Successivamente, conviene mantenere il tappeto erboso tra i 6 e gli 8 centimetri, così i fili d'erba possono fare ombra al suolo e limitare l'evaporazione dell'acqua. A questa altezza, una rasatura ogni 7-10 giorni è più che sufficiente durante la primavera.
La cosiddetta regola del terzo è fondamentale: non si taglia mai più di un terzo dell'altezza in una sola volta. Quando l'erba è particolarmente alta, è preferibile effettuare due passaggi distanziati, abbassando progressivamente le lame. I ciuffi di erba umida vanno raccolti perché favoriscono le malattie fungine, mentre i fili asciutti possono tranquillamente finire nel compost.

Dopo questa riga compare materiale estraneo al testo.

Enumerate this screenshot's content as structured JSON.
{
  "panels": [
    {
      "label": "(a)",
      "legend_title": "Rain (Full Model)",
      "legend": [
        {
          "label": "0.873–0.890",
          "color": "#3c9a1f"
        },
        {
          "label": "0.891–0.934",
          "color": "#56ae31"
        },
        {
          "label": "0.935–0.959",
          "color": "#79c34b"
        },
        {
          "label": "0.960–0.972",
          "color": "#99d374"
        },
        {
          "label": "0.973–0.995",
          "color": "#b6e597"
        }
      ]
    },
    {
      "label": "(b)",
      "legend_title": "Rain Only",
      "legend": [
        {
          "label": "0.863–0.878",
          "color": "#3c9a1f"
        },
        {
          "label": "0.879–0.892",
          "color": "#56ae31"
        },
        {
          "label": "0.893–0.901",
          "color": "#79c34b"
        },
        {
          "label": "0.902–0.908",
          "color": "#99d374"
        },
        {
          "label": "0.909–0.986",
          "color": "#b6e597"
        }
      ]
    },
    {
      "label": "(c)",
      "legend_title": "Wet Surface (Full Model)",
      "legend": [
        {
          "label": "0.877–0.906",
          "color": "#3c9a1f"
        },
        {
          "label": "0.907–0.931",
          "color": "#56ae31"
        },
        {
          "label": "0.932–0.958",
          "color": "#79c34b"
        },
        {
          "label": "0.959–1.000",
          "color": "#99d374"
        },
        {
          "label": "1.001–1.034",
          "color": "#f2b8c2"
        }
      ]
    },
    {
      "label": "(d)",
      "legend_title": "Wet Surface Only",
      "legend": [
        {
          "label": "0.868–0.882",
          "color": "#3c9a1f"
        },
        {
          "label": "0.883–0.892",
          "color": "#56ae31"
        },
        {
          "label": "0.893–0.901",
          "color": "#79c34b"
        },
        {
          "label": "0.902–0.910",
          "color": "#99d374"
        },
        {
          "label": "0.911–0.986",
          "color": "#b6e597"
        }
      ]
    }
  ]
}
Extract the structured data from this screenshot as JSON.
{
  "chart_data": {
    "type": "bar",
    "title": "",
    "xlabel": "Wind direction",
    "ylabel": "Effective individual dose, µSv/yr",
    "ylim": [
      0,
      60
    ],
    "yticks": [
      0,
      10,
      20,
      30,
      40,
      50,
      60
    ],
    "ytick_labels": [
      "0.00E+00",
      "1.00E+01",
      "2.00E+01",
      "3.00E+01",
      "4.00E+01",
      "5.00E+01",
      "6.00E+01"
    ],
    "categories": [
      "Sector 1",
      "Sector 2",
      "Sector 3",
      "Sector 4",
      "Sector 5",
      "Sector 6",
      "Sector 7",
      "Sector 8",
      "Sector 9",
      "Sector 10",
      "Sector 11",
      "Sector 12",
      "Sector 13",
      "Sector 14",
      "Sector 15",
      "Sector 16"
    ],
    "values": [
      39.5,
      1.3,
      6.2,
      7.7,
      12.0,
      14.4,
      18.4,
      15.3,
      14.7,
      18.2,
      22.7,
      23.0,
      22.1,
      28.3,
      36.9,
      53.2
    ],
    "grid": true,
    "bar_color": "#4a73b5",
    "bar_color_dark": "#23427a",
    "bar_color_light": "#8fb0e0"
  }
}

Tagliare meno ad aprile: un gesto semplice per la biodiversità e un prato più robusto
Monty Don spinge anche per un approccio più rilassato alla cura del prato, molto vantaggioso per la natura. "Sono totalmente favorevole a falciare il meno possibile. Questo significherà cose diverse per ognuno, ma un'erba alta è uno dei migliori ambienti per un'enorme varietà di vita selvatica in giardino. Un'erba alta con fiori di bulbi, piante perenni e annuali è bella quanto qualsiasi altra cosa si possa coltivare. Sono tutti contenti, tranne forse chi considera la precisione come l'obiettivo principale del giardinaggio e i bambini che vogliono uno spazio per giocare", racconta con ironia.
Lasciare l'erba un po' più lunga ad aprile porta benefici concreti e misurabili: le radici penetrano più in profondità nel terreno, il prato sopporta meglio le ondate di caldo estivo e il giardino diventa un rifugio prezioso per la biodiversità. Un piccolo cambiamento di abitudine in primavera che si ripaga ampiamente durante i mesi più caldi dell'anno.